L'absence de LO dans les débuts du mouvement anti-CPE a été telle que lors de la manifestation du 18 mars, des vieux copains d'Arlette, surpris par l'ampleur de la mobilisation, affolés et complètement dépassés par la situation, se sont rangés sur le bord du trottoir, se sont contentés de gonfler leurs ballons et de coller précipitamment à la sauvette des badges sur les manifestants en leur demandant s'ils viendraient à la prochaine fête de LO le week-end de Pentecôte. Dans la lutte contre le CPE, la LCR et LO, qui avaient discrètement planqué leur drapeau en se fondant dans la masse pendant le mouvement ont pris ouvertement ensuite le relais des chefs syndicaux Thibault, Mailly et Chérèque A LA FIN DU MOUVEMENT pour entraîner les étudiants dans des actions minoritaires et jusqu'au-boutistes et appeler d'autres ouvriers à rejoindre la lutte à ce moment-là.
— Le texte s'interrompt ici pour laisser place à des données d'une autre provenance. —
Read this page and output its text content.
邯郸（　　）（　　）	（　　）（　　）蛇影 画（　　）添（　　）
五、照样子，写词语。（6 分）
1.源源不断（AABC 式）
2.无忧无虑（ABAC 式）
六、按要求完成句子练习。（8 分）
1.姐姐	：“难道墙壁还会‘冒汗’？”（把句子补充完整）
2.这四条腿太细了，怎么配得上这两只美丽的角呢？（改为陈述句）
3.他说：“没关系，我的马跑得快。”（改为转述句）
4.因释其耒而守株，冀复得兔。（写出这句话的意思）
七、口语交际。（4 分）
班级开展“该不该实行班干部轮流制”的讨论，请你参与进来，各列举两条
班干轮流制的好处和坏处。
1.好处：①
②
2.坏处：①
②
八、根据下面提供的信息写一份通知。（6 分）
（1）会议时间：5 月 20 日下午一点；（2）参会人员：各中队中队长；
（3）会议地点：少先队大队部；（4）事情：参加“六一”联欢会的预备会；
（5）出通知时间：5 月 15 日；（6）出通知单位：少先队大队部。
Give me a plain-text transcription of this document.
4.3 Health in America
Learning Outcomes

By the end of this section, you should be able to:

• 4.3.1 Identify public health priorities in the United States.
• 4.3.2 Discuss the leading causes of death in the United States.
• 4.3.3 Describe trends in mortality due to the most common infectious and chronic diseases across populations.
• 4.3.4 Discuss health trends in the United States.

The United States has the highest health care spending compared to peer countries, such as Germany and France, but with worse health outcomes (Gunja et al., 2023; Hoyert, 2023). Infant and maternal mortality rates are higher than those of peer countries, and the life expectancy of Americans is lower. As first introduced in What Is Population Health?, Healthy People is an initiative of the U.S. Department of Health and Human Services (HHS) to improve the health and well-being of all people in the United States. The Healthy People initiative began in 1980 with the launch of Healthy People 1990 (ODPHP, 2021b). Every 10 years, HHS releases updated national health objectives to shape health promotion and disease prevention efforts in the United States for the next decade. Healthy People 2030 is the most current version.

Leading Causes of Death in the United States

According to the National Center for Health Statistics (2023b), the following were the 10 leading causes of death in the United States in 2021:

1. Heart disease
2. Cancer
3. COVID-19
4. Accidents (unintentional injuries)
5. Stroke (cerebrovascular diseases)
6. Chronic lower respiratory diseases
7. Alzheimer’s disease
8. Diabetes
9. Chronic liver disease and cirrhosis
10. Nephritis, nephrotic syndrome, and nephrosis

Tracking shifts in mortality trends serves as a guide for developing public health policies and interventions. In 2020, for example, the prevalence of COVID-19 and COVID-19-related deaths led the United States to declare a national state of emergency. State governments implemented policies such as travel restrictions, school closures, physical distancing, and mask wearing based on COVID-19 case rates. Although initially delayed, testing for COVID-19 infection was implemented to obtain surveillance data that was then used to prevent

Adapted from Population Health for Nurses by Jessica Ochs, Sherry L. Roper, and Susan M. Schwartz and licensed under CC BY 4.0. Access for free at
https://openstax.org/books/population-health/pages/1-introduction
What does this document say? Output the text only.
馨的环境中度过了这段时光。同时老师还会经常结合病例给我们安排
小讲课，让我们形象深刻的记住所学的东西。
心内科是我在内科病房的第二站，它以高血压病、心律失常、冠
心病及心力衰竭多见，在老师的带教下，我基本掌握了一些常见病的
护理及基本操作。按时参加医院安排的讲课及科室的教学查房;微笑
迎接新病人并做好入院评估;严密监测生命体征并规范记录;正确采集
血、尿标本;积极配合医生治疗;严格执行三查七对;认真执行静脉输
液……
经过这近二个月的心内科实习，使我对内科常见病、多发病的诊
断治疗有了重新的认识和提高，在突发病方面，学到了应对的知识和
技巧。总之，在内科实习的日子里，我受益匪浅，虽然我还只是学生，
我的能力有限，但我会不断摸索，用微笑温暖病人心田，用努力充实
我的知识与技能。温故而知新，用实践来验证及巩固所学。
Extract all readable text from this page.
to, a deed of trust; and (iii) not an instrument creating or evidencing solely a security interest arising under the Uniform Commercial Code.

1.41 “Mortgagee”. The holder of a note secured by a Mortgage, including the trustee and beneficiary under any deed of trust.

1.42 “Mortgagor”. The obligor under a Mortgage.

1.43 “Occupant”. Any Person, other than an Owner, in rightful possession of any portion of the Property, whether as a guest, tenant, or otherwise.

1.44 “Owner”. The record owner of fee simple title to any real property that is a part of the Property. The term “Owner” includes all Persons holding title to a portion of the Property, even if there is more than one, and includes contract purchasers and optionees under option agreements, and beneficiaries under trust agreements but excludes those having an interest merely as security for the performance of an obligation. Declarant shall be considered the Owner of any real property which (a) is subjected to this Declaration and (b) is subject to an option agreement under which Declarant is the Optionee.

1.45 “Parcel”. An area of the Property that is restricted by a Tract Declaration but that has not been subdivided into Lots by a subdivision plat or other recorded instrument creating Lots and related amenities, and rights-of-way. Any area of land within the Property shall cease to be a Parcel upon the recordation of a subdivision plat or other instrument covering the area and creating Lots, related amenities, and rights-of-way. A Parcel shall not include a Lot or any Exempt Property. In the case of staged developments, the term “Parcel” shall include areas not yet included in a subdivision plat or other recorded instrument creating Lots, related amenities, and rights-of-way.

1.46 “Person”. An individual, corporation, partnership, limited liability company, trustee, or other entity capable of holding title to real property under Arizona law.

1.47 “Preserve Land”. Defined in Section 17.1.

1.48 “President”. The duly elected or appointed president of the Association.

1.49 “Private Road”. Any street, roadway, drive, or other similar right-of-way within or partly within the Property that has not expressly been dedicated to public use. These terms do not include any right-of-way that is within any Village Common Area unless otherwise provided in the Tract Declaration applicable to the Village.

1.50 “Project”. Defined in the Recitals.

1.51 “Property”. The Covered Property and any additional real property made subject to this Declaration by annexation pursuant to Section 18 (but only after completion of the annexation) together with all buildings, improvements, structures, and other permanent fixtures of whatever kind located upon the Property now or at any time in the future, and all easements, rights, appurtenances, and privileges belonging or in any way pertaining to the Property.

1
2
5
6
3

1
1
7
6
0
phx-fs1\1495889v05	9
Lors de la récente commémoration des 10 ans de la mort de Mitterrand, on pouvait lire dans Lutte Ouvrière du 13 janvier ce passage plein de bon sens et qui résonne aujourd’hui, à l’heure des meetings communs, comme un écho ironique : " A côté des ex-ministres socialistes, étaient également présents au cimetière de Jarnac le directeur de cabinet de Chirac, un de ses ministre en exercice et son ancien Premier ministre, Raffarin. ‘Qui se ressemble s’assemble’ ! "
Et bien oui, "qui se ressemble s’assemble" et ça marche aussi dans l’autre sens "qui s’assemble se ressemble".
Pour le coup, LO n’aura jamais été aussi proche de la vérité, en théorie comme en pratique !
Azel (15 avril)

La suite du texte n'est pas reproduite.